Chaque année, c’est la même rengaine. Dès mi-septembre, tout le monde réalise qu’il reste à peine 12 semaines avant les congés de Noël, et que vous avez encore des tas d’objectifs à atteindre. Les mails fusent, les réunions s’empilent, chaque département vous demande votre participation pour tel ou tel projet qui n’est pas dans vos priorités, mais qui est si important pour eux ou pour l’organisation.
Si vous avez de jeunes enfants, s’ajoutent les réunions de parents, les cahiers à recouvrir, la tenue vert pâle exigée par la professeure de danse classique à trouver pour demain soir et le retour du mode taxi du week-end. Bref, on est mi-septembre et vous avez l’impression que vos dernières vacances remontent à trois ans !
Or, quels que soient vos talents extraordinaires, il y a une chose qui est immuable : une journée, c’est 24 heures, ou 1.440 minutes, ou 86.400 secondes. Pas une de plus.
Si vous voulez réaliser quelques objectifs clé dans les prochaines semaines sans vous écrouler, il est urgent de mettre en place quelques bonnes habitudes et de (re)développer certaines compétences. Je vous propose ici une approche structurée en trois grandes étapes : trois questions à vous poser, trois bonnes habitudes à prendre, et trois compétences à déployer. Plus une dernière pour maintenir le tout dans la durée.
Trois questions à vous poser.
Ca peut sembler évident, mais augmenter votre connaissance sur la situation et sur vous-même pourra singulièrement vous aider à devenir plus efficient.
1. Quelles sont vos priorités ?
Normalement, vous devriez connaître vos priorités professionnelles.

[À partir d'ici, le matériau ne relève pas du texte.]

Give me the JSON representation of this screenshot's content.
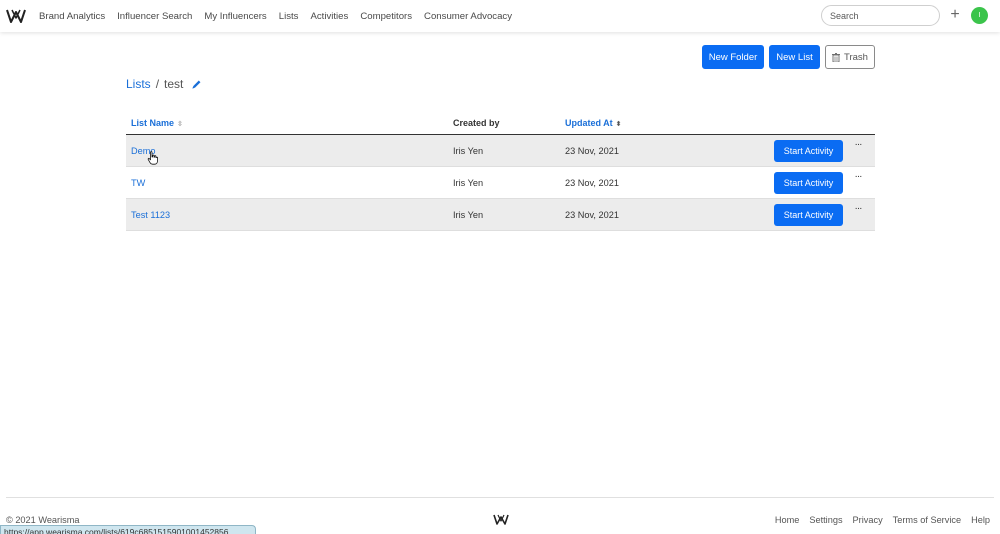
{
  "nav": {
    "items": [
      {
        "label": "Brand Analytics"
      },
      {
        "label": "Influencer Search"
      },
      {
        "label": "My Influencers"
      },
      {
        "label": "Lists"
      },
      {
        "label": "Activities"
      },
      {
        "label": "Competitors"
      },
      {
        "label": "Consumer Advocacy"
      }
    ],
    "search_placeholder": "Search",
    "plus_label": "+",
    "avatar_initial": "I"
  },
  "actions": {
    "new_folder": "New Folder",
    "new_list": "New List",
    "trash": "Trash"
  },
  "breadcrumb": {
    "root": "Lists",
    "separator": "/",
    "current": "test"
  },
  "table": {
    "headers": {
      "list_name": "List Name",
      "created_by": "Created by",
      "updated_at": "Updated At"
    },
    "rows": [
      {
        "name": "Demo",
        "created_by": "Iris Yen",
        "updated_at": "23 Nov, 2021",
        "action": "Start Activity",
        "more": "···"
      },
      {
        "name": "TW",
        "created_by": "Iris Yen",
        "updated_at": "23 Nov, 2021",
        "action": "Start Activity",
        "more": "···"
      },
      {
        "name": "Test 1123",
        "created_by": "Iris Yen",
        "updated_at": "23 Nov, 2021",
        "action": "Start Activity",
        "more": "···"
      }
    ]
  },
  "footer": {
    "copyright": "© 2021 Wearisma",
    "links": [
      "Home",
      "Settings",
      "Privacy",
      "Terms of Service",
      "Help"
    ],
    "status_url": "https://app.wearisma.com/lists/619c6851515901001452856"
  },
  "colors": {
    "primary": "#0a6cf3",
    "link": "#1a6fd8",
    "avatar": "#3bc44b",
    "stripe": "#ececec"
  }
}
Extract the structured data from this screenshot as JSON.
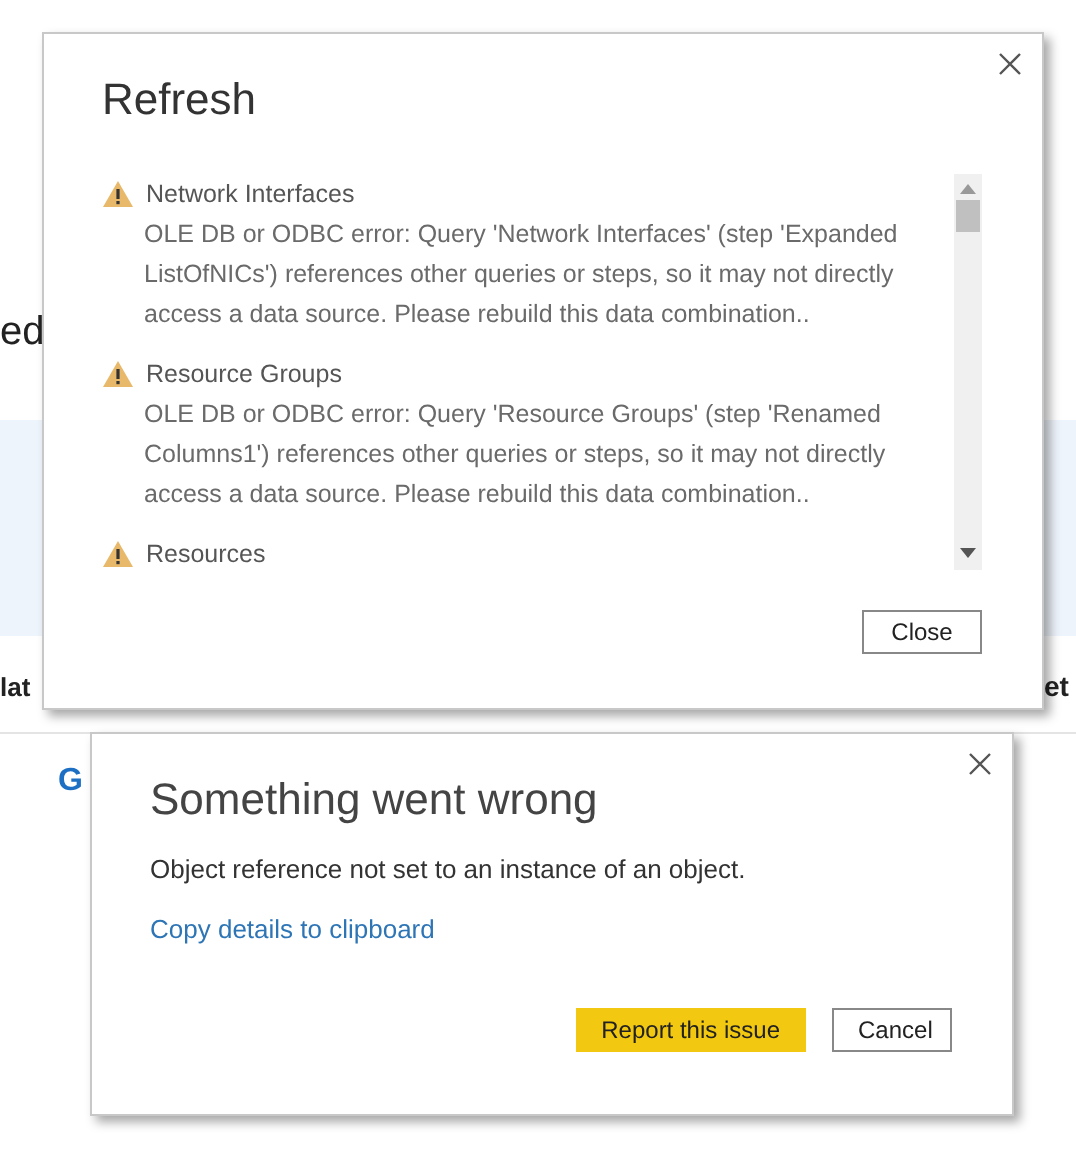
{
  "background": {
    "fragments": [
      {
        "kind": "subheading",
        "text": "ed"
      },
      {
        "kind": "label-left",
        "text": "lat"
      },
      {
        "kind": "label-right",
        "text": "et"
      },
      {
        "kind": "link",
        "text": "G"
      }
    ]
  },
  "refresh_dialog": {
    "title": "Refresh",
    "items": [
      {
        "name": "Network Interfaces",
        "message": "OLE DB or ODBC error: Query 'Network Interfaces' (step 'Expanded ListOfNICs') references other queries or steps, so it may not directly access a data source. Please rebuild this data combination.."
      },
      {
        "name": "Resource Groups",
        "message": "OLE DB or ODBC error: Query 'Resource Groups' (step 'Renamed Columns1') references other queries or steps, so it may not directly access a data source. Please rebuild this data combination.."
      },
      {
        "name": "Resources"
      }
    ],
    "buttons": [
      "Close"
    ]
  },
  "error_dialog": {
    "title": "Something went wrong",
    "message": "Object reference not set to an instance of an object.",
    "link": "Copy details to clipboard",
    "buttons": [
      {
        "label": "Report this issue",
        "kind": "primary"
      },
      {
        "label": "Cancel",
        "kind": "secondary"
      }
    ]
  }
}
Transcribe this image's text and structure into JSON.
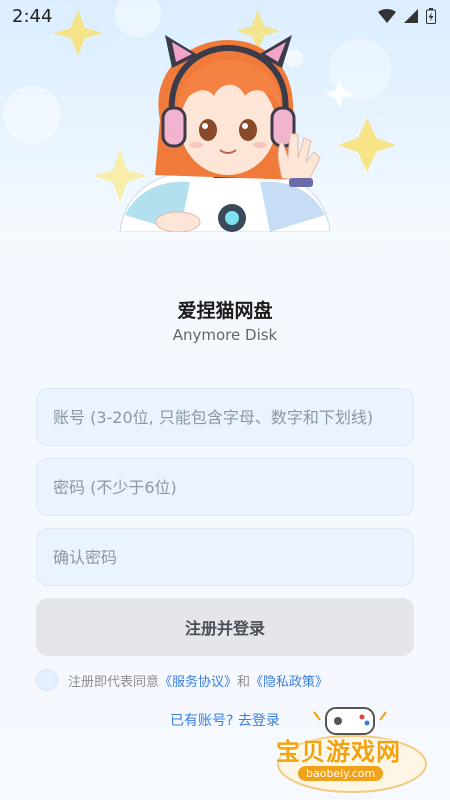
{
  "status_bar": {
    "time": "2:44"
  },
  "app": {
    "title": "爱捏猫网盘",
    "subtitle": "Anymore Disk"
  },
  "form": {
    "account_placeholder": "账号 (3-20位, 只能包含字母、数字和下划线)",
    "password_placeholder": "密码 (不少于6位)",
    "confirm_placeholder": "确认密码",
    "submit_label": "注册并登录"
  },
  "agreement": {
    "prefix": "注册即代表同意",
    "terms_link": "《服务协议》",
    "and": "和",
    "privacy_link": "《隐私政策》"
  },
  "login_link": "已有账号? 去登录",
  "watermark": {
    "text": "宝贝游戏网",
    "url": "baobeiy.com"
  },
  "icons": [
    "wifi-icon",
    "signal-icon",
    "battery-icon",
    "gamepad-icon"
  ],
  "colors": {
    "accent": "#3a7fe0",
    "button_bg": "#e4e6ea",
    "field_bg": "#eaf3ff",
    "watermark": "#f2a20c"
  }
}
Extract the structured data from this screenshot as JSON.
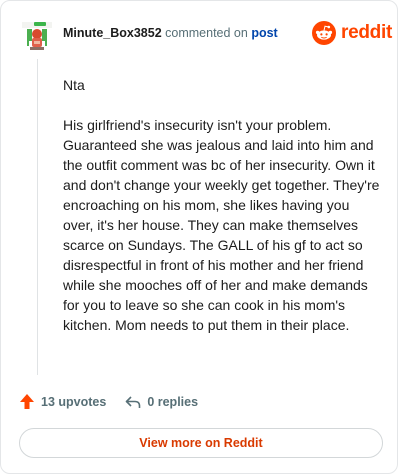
{
  "comment": {
    "username": "Minute_Box3852",
    "action_text": "commented on",
    "post_link": "post",
    "paragraphs": [
      "Nta",
      "His girlfriend's insecurity isn't your problem. Guaranteed she was jealous and laid into him and the outfit comment was bc of her insecurity. Own it and don't change your weekly get together. They're encroaching on his mom, she likes having you over, it's her house. They can make themselves scarce on Sundays. The GALL of his gf to act so disrespectful in front of his mother and her friend while she mooches off of her and make demands for you to leave so she can cook in his mom's kitchen. Mom needs to put them in their place."
    ],
    "upvotes": "13 upvotes",
    "replies": "0 replies"
  },
  "brand": {
    "name": "reddit",
    "accent": "#ff4500"
  },
  "footer": {
    "view_more": "View more on Reddit"
  },
  "icons": [
    "avatar",
    "reddit-logo-icon",
    "upvote-arrow-icon",
    "reply-icon"
  ]
}
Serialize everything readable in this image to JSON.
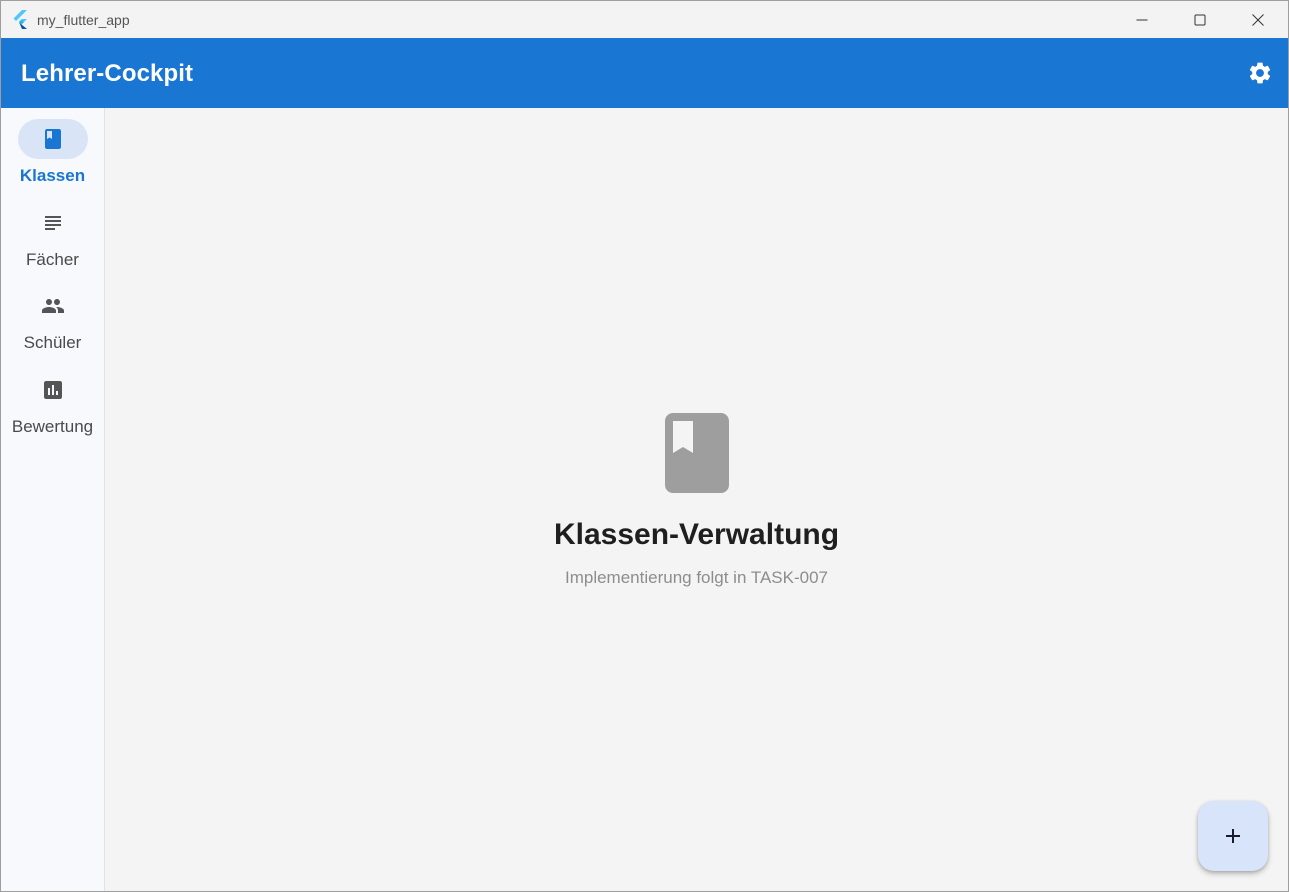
{
  "window": {
    "title": "my_flutter_app"
  },
  "appbar": {
    "title": "Lehrer-Cockpit",
    "settings_icon": "gear-icon",
    "color": "#1976d2"
  },
  "rail": {
    "items": [
      {
        "label": "Klassen",
        "icon": "book-icon",
        "active": true
      },
      {
        "label": "Fächer",
        "icon": "subject-icon",
        "active": false
      },
      {
        "label": "Schüler",
        "icon": "people-icon",
        "active": false
      },
      {
        "label": "Bewertung",
        "icon": "bar-chart-icon",
        "active": false
      }
    ]
  },
  "main": {
    "title": "Klassen-Verwaltung",
    "subtitle": "Implementierung folgt in TASK-007",
    "icon": "book-icon"
  },
  "fab": {
    "icon": "plus-icon"
  }
}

Quoique … Pouvez-vous citer vos trois priorités absolues pour 2022 ? On a souvent une liste de priorités longue … comme une liste de to do’s !
Un petit rappel s’impose : non, tout n’est pas prioritaire ! Avoir des priorités, ça signifie les classer de la plus importante à la moins importante. Cela permet, si vous devez arbitrer des ressources (et le temps est une ressource), de donner priorité à l’objectif avec la priorité la plus haute. Ca peut sembler évident dit comme ça, pourtant la pratique montre que c’est loin d’être aussi simple.
Dernière dimension à prendre en compte : cela vaut pour votre vie professionnelle ET votre vie privée. Si nous avons plus ou moins conscience de nos priorités professionnelles, rythmées par le cycle objectifs/évaluation, c’est rarement le cas pour notre vie privée. Si vous deviez choisir entre nettoyer votre maison et aller faire votre séance de sport, que feriez-vous ?
2. Quels sont vos besoins ?
Une fois vos priorités connues, savez-vous de quoi vous allez avoir besoin ? De temps bien sûr, mais aussi probablement de matériel, de soutien, de budget ? Et qu’en est-il de vos besoins physiologiques ? De combien d’heures de sommeil avez-vous besoin pour bien fonctionner ? De combien d’heures de sport pour maintenir votre condition physique au top ?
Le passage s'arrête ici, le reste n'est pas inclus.